2021年度の個別指導における主な指摘事項が、東海北陸厚生局のホームページに掲載された。愛知県保険医協会で抜粋・編集したものを掲載する。診療録などの記載内容について、今一度確認いただきたい。
【麻酔】
- 浸潤麻酔における麻酔薬剤の名称、使用量について、診療録への記載がない又は記載が不十分な例が認められたので、個々の症例に応じて適切に記載すること。
- 麻酔の費用を算定できない場合においても、麻酔を行った際には、麻酔方法、麻酔薬剤の名称及び使用量を診療録に記載すること。
【補綴時診断料】
- 製作を予定する部位、欠損部の状態、欠損補綴物の名称及び設計等についての要点を診療録に記載していない例が認められたので改めること。
- 診療録に記載すべき内容(製作を予定する部位、欠損部の状態、欠損補綴物の名称及び設計等の要点)について、記載の不十分な例が認められたので、個々の症例に応じて適切に記載すること。
【クラウン・ブリッジ維持管理料】
- 患者に提供した文書の写しを診療録に添付していない例が認められたので改めること。
- 患者への提供文書に記載すべき内容(クラウン・ブリッジ維持管理料の趣旨、補綴部位、装着日、保険医療機関名)について、記載がない、画一的な記載又は記載が不十分な例が認められたので、適切に記載すること。
【有床義歯】
- 高齢者で根管が閉鎖して歯内療法が困難な場合等、やむを得ず残根歯に対して、歯内療法及び根面被覆処置が完了できなかった場合に義歯を製作した際に、その理由を診療録に記載していない又は記載が不十分な例が認められたので、個々の症例に応じて適切に記載すること。
- 鋳造鉤の保険医療材料について、誤って算定している例が認められたので改めること。
- 補強線を鋳造バーとして誤って算定している例が認められたので改めること。
【有床義歯修理】
- 修理内容の要点を診療録に記載していない又は記載の不十分な例が認められたので、個々の症例に応じて適切に記載すること。
- 歯科技工加算について、預かり日、修理を担当する歯科技工士の氏名及び修理の内容を診療録に記載していない又は記載の不十分な例が認められたので改めること。
【有床義歯内面適合法】
- 顎堤吸収の状態、顎堤粘膜の状態等、症状の要点及び使用した材料名を診療録に記載していない例が認められたので改めること。
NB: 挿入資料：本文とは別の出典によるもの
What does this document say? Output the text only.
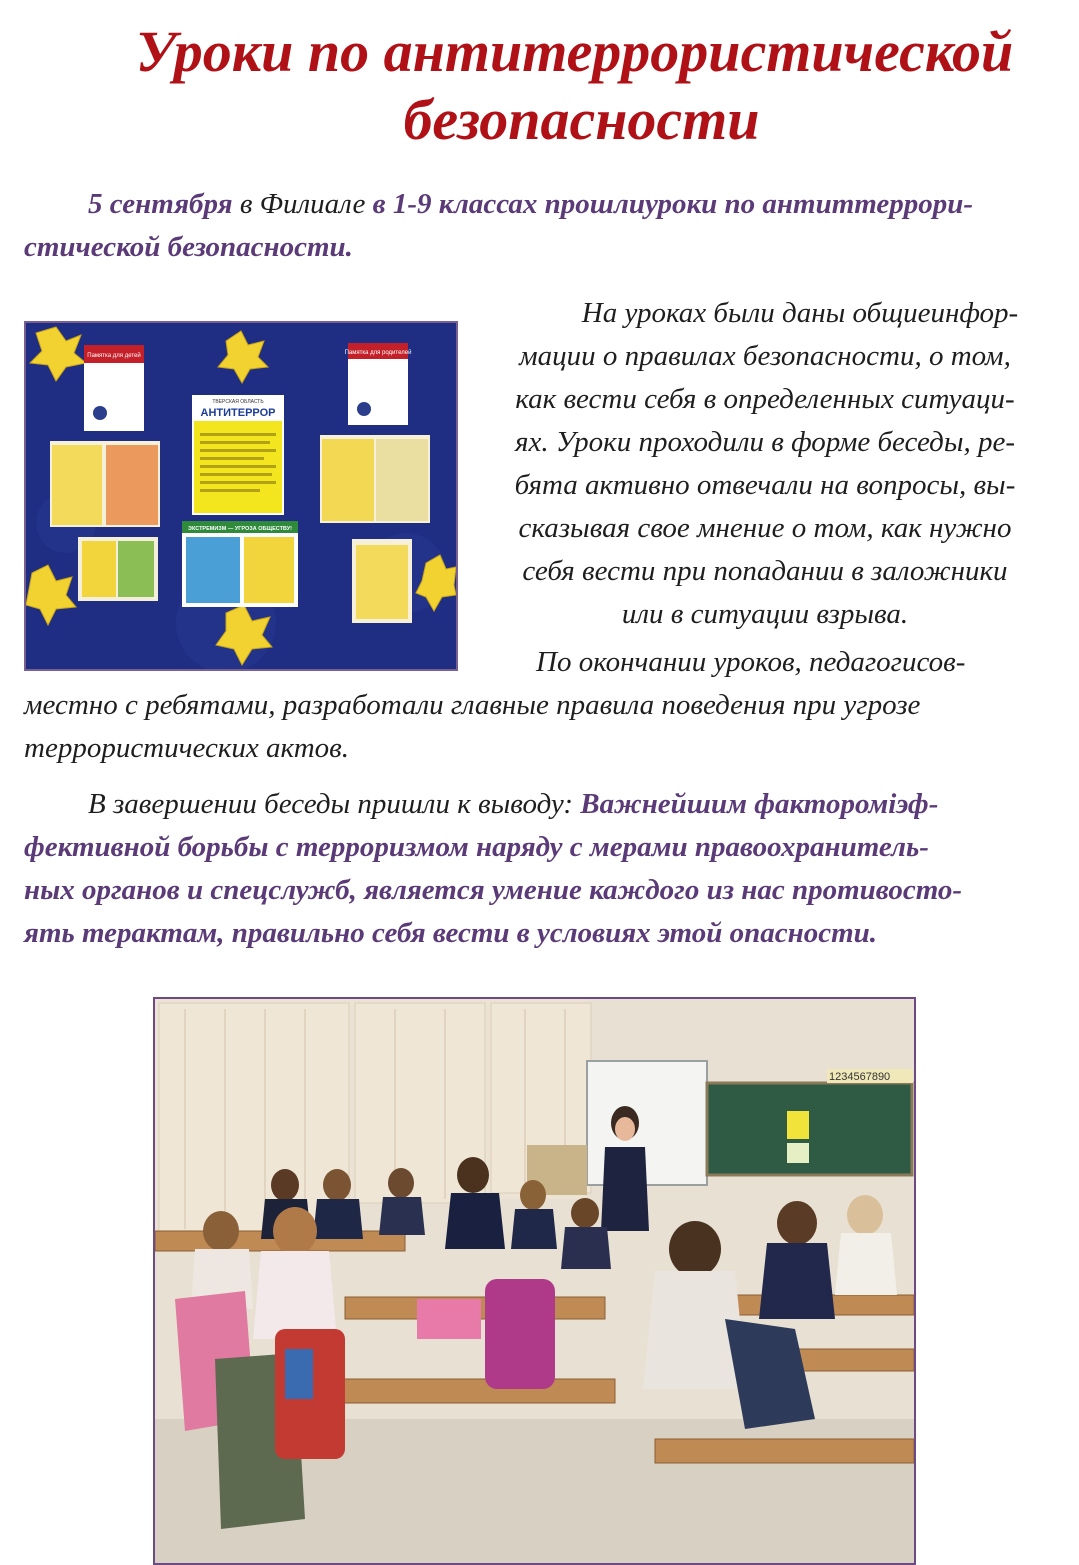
Уроки по антитеррористической
безопасности

5 сентября в Филиале в 1-9 классах прошлиуроки по антиттеррори-
стической безопасности.

Памятка для детей	Памятка для родителей
ТВЕРСКАЯ ОБЛАСТЬ
АНТИТЕРРОР
ЭКСТРЕМИЗМ — УГРОЗА ОБЩЕСТВУ!

На уроках были даны общиеинфор-
мации о правилах безопасности, о том,
как вести себя в определенных ситуаци-
ях. Уроки проходили в форме беседы, ре-
бята активно отвечали на вопросы, вы-
сказывая свое мнение о том, как нужно
себя вести при попадании в заложники
или в ситуации взрыва.

По окончании уроков, педагогисов-
местно с ребятами, разработали главные правила поведения при угрозе
террористических актов.

В завершении беседы пришли к выводу: Важнейшим фактороміэф-
фективной борьбы с терроризмом наряду с мерами правоохранитель-
ных органов и спецслужб, является умение каждого из нас противосто-
ять терактам, правильно себя вести в условиях этой опасности.

1234567890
- 有床義歯内面適合法(有床義歯床裏装)に係る実施内容について、診療録への記載が不十分な例が認められたので、個々の症例に応じて適切に記載すること。
診療報酬の請求等に関する事項
【届出事項】
- 次の届出事項について、変更が認められたので速やかに地方厚生(支)局長あてに届出すること。
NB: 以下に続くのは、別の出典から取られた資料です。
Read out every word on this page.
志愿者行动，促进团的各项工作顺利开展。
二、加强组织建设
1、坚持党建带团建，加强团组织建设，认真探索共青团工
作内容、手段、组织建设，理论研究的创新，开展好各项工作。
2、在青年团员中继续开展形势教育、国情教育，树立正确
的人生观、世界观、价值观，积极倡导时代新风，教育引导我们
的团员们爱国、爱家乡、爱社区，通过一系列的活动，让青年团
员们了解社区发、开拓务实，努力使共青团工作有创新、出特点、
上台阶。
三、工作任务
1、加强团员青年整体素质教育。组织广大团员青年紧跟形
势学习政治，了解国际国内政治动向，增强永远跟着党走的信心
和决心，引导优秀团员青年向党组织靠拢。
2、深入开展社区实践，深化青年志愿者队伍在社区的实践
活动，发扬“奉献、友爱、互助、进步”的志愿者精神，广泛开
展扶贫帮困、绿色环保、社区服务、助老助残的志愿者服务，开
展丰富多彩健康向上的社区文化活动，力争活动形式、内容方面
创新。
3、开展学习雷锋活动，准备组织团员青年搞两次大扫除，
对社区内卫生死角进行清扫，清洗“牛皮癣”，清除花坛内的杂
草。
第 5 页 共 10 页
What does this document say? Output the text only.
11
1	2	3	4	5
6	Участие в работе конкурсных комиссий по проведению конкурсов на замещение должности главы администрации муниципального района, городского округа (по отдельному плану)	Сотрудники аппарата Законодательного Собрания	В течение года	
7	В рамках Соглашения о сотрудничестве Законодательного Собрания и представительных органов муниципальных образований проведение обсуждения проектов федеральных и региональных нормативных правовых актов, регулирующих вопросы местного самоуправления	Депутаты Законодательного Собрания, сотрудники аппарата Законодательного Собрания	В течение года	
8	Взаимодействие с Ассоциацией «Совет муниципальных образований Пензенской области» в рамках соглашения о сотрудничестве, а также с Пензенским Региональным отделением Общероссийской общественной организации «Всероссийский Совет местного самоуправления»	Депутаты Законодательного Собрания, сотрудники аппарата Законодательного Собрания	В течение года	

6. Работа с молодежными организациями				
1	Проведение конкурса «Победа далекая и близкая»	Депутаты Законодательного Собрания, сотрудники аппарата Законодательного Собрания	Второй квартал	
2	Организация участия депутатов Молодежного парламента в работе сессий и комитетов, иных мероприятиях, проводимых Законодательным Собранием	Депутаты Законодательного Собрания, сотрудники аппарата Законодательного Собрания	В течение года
保険医の異動、標榜診療科目の変更、標榜診療時間・標榜診療日の変更、う蝕に罹患した患者の指導管理の実施に係る指導管理(C選療)の種類及び金額
【掲示事項】
- 保険医療機関の掲示事項について、次の不適切な事項が認められたので、速やかに改めること。
明細書発行に関する状況に係る院内掲示を行っていない、内容が不十分又は不正確なものである。 - 次の施設基準について院内掲示を行っていない又は内容が不十分なものであるので改めること。
歯科点数表の初診料の注1に規定する基準、地域医療連携体制加算、歯科訪問診療料の注13に規定する基準、口腔粘膜血管腫凝固術、CAD/CAM冠、レーザー機器加算、クラウン・ブリッジ維持管理料
【診療報酬請求】
総論的事項
- 診療録と診療報酬明細書において、診療内容、部位、病名、所定点数及び合計点数について一致しない例が認められたので、保険医療機関及び保険医により十分に照合・確認を行うこと。
- 帳簿、伝票等の関係書類については、所定の期間(診療完結の日から3年間)保存しておくこと。
- 診療録と関係書類(歯科技工指示書及び納品書)において、一致しない例が認められたので、保険医療機関及び保険医により十分に照合・確認を行うこと。
【一部負担金】
- 一部負担金の徴収について、徴収すべき者から適切に徴収していない例が認められたので改めること。
- 未収の一部負担金の管理が不十分であった(管理簿を作成していなかった)ので改めること。
- 審査支払機関が行った減額査定を認容した結果、一部負担金に過徴収が生じた場合は、患者に適切に返金等の対応をすること。
【その他】
- 保険医療機関である旨の標示がない。
- 保険診療に関する諸規則や算定要件等の理解が十分でないことから、開設者及び保険医として備えるべき知識の修得に努めること。